The resistance has reached a clear and eloquent critical mass, a decided ripening that’s accelerated over the past few months. Simon has twice requested additional time to prepare for its meeting with the Planning Commission, which is now expected to take place June 17.
“There’s enough property all over Tulsa – even abandoned properties – that could be utilized,” Baroni said.
“Why destroy something that we already hold precious, instead of … taking something else that’s not worth anything and making it better?” Reese said. “We’re rotting from the inside; why don’t we fix the rot on the inside before we build more on the outside?”
Robert Alexander – Simon’s senior vice president of mall leasing and the person who made the initial announcement – said, “We have every intention of building the project, but we’re not a hundred percent there yet.
“It’s a little awkward, because we don’t really disclose the status of our active deals until they’re closed, and this deal’s not closed, …” Alexander said. “We’re not ready to close on the land and break ground yet.” Alexander was not familiar with Turkey Mountain or any controversy related to the project.

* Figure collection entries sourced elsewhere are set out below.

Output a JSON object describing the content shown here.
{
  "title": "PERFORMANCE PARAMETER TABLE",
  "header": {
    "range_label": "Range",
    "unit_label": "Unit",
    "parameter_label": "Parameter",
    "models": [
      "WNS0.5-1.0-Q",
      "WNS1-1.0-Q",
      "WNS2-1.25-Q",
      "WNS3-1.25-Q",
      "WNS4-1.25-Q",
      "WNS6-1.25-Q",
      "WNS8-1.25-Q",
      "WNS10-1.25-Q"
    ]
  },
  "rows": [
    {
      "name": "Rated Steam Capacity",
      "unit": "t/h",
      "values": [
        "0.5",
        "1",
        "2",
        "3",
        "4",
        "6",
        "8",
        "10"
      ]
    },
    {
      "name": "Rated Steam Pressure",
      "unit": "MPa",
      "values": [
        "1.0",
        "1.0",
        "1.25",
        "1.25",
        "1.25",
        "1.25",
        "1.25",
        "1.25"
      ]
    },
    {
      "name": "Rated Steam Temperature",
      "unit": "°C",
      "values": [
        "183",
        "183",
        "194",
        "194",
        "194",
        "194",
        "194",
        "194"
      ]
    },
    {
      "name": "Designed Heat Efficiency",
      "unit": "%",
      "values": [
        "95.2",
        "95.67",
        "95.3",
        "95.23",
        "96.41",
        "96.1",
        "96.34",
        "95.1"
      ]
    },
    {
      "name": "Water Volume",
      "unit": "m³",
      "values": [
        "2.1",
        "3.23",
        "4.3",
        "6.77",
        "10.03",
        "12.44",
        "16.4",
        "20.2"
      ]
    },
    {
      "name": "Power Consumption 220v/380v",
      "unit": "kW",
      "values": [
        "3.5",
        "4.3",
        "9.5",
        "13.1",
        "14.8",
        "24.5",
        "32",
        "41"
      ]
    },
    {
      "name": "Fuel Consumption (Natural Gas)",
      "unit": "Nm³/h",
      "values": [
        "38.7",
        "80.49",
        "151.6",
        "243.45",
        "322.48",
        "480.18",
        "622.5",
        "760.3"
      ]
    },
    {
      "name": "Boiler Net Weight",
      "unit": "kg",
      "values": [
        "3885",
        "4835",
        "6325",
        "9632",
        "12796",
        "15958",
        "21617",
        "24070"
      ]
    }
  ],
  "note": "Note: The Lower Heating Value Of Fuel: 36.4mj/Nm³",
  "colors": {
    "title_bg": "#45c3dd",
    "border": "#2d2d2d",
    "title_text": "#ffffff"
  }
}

He directed us to Simon spokesperson Les Morris.
Morris said he was familiar with the area – “Turkey Mountain? Turkey Hill?” – and the controversy. He said although the dissenters are determined, “there’s obviously the silent majority … of people who are really in support of this type of project in terms of economic benefit for the city. So I don’t know that I would term it controversial, but yeah, I’m aware of what’s going on.”